For this start to our winter nature studies, we discussed and filled in the answers to the Winter Wonder questions from the Handbook of Nature Study ebook. We did this on one printed sheet, as a family, during lunch. This was a fine ‘official’ start to our winter studies. List three questions about the winter challenges you would like to answer. We wondered:
- Can we get some pansies for our yard? Yes!
- What are the differences in the different, regional chickadees?
- Do sheep eat mayonnaise? (someone spotted the mayo on the table during lunch and was being silly)
- Play in the snow, have a snowball fight, build a snowman (we had a wonderful couple of southern snowstorms last year.)
- Roll down a mountain (!)
- Go to the park across the street, Kennesaw Mountain National Battlefield Park and walk on the trails
On this afternoon we stayed right in our own backyard. With recent warm weather and several passing thunderstorms (yes, in January), we had plenty to explore out our back door. Two of the children went out ahead of the others for a silent walk. (Still some red leaves, as Eldest Girl found, above).

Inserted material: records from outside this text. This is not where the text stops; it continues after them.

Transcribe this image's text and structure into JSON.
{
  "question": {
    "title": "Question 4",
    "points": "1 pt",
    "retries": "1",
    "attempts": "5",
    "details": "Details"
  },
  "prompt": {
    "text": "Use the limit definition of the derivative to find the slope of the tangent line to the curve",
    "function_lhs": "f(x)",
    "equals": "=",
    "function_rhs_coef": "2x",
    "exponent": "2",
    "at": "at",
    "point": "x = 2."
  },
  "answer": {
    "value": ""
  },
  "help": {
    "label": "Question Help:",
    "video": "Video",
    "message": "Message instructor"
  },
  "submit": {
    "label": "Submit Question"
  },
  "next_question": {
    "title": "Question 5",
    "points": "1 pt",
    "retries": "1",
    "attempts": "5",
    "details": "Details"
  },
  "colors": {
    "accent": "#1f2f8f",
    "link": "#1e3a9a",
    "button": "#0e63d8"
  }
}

The rest chose the winter weather observation notebook pages. Isn’t it nice that this OHC More Nature Study – Winter Book 2 offers such a variety of suggestions and notebook pages to appeal to the age range?
Our results. One used a dandelion as a Sketch Tuesday entry for ‘something yellow.’
I appreciate how nature study can easily be combined with other subjects, enriching and spreading to other areas of our studies. Earlier in the day we had enjoyed Robert Frost’s Stopping by Woods on a Snowy Evening. We remembered the animals hidden in the illustrations in the woods. And we watched for maybe a sighting of a chipmunk in our backyard.
The next morning, six-year-old and I enjoyed a wonderful discussion while she colored the winter animals coloring page. She decided the page definitely needed a worm. Then she decided that God must have made worms pink so that girls would like them too.
A little time outdoors, an appreciation of weather and nature. Many thanks to Barb-Harmony Art Mom at Handbook of Nature Study.